The most recent common example of exclusivity being used as an effective tool in a transaction is the involvement of special purpose acquisition deals, or SPAC transactions. In SPAC transactions the sponsor (a publicly-traded investment vehicle with no operations) and the target typically first negotiate a fair valuation and terms in a letter of intent and sign an exclusivity agreement. This allows the buyer and seller to team up to seek additional investment to consummate the transaction. Because in SPAC transactions the sponsor rarely has the total capital required to consummate a transaction, the buyer and seller must join forces to convince outside investors to provide the remaining capital. Transaction negotiations often turn cooperative when incentives cause both parties to have similar benefits from completing a transaction that outweigh competitive price negotiations. For example, in a SPAC transaction, sponsors earn return and sellers receive liquidity only after convincing outside investors to help both parties complete a transaction. Alternatively, in a merger of equals, a combination’s meaningful unique benefits to both parties mean there is an incentive to work together to diligence and investigate all possible synergies. In cases such as these where negotiations have turned cooperative, exclusivity is a beneficial tool to getting a deal done.
A Tool in the Toolbox
However, granting exclusivity is not always a beneficial tool for completing a transaction. We believe that in a liquid market with marginally differentiated buyers and no obvious opportunities for cooperation—in short, the bread-and-butter transactions of middle-market deal professionals—exclusivity is a tool used for no advantage. A traditional middle-market transaction with a period of exclusive negotiations risks tying up with the buyer who is willing to bid the most prior to exclusivity but who has the most conservative view on diligence findings. In this case, the buyer with the second-highest bid pre-exclusivity might have been the true highest-value buyer. Asking buyers to complete their diligence pre-exclusivity also applies in situations where the market is not liquid, but there is the perception of competition with other hungry buyers. Maintaining negotiating freedom prevents buyers from knowing if they have overpaid and keeps both parties focused on the binding agreement, not an unrealistic expectation set by an unenforceable anchor.

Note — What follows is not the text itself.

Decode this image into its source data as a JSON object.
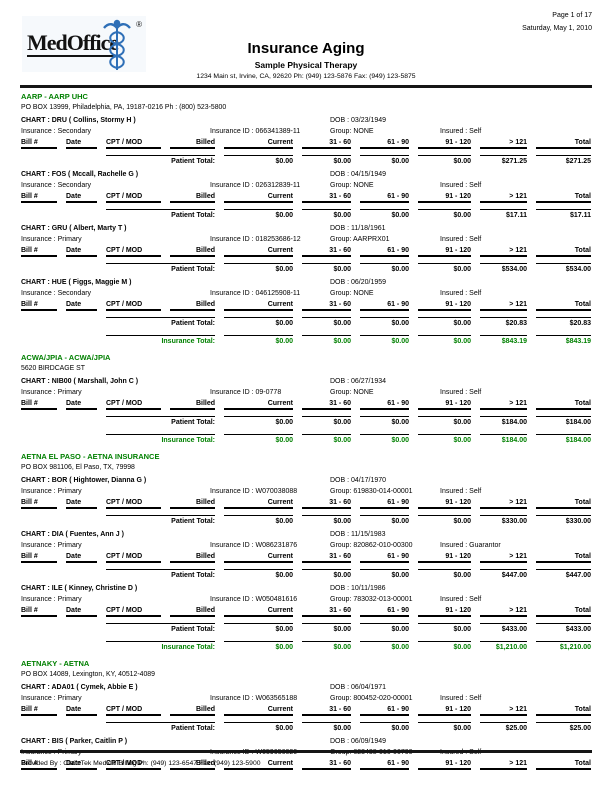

Exclusivity is, just like every other technique or material used in the sale of a business, just another tool in the dealmaker’s toolbox. It is also not an on or off switch. Exclusivity may have a purpose even in the most competitive situations, such as in a stage where third party approvals are required, but only after a definitive deal has been negotiated. Whether it is granting of exclusivity, engaging a firm to provide a QOE, or signing a letter of intent, deal makers are creatures of habit and have become accustomed to using these tools in a regular pattern. However, having a hammer does not make everything the professional sees a nail. As conditions and situations change, the effectiveness of the tool should be re-examined.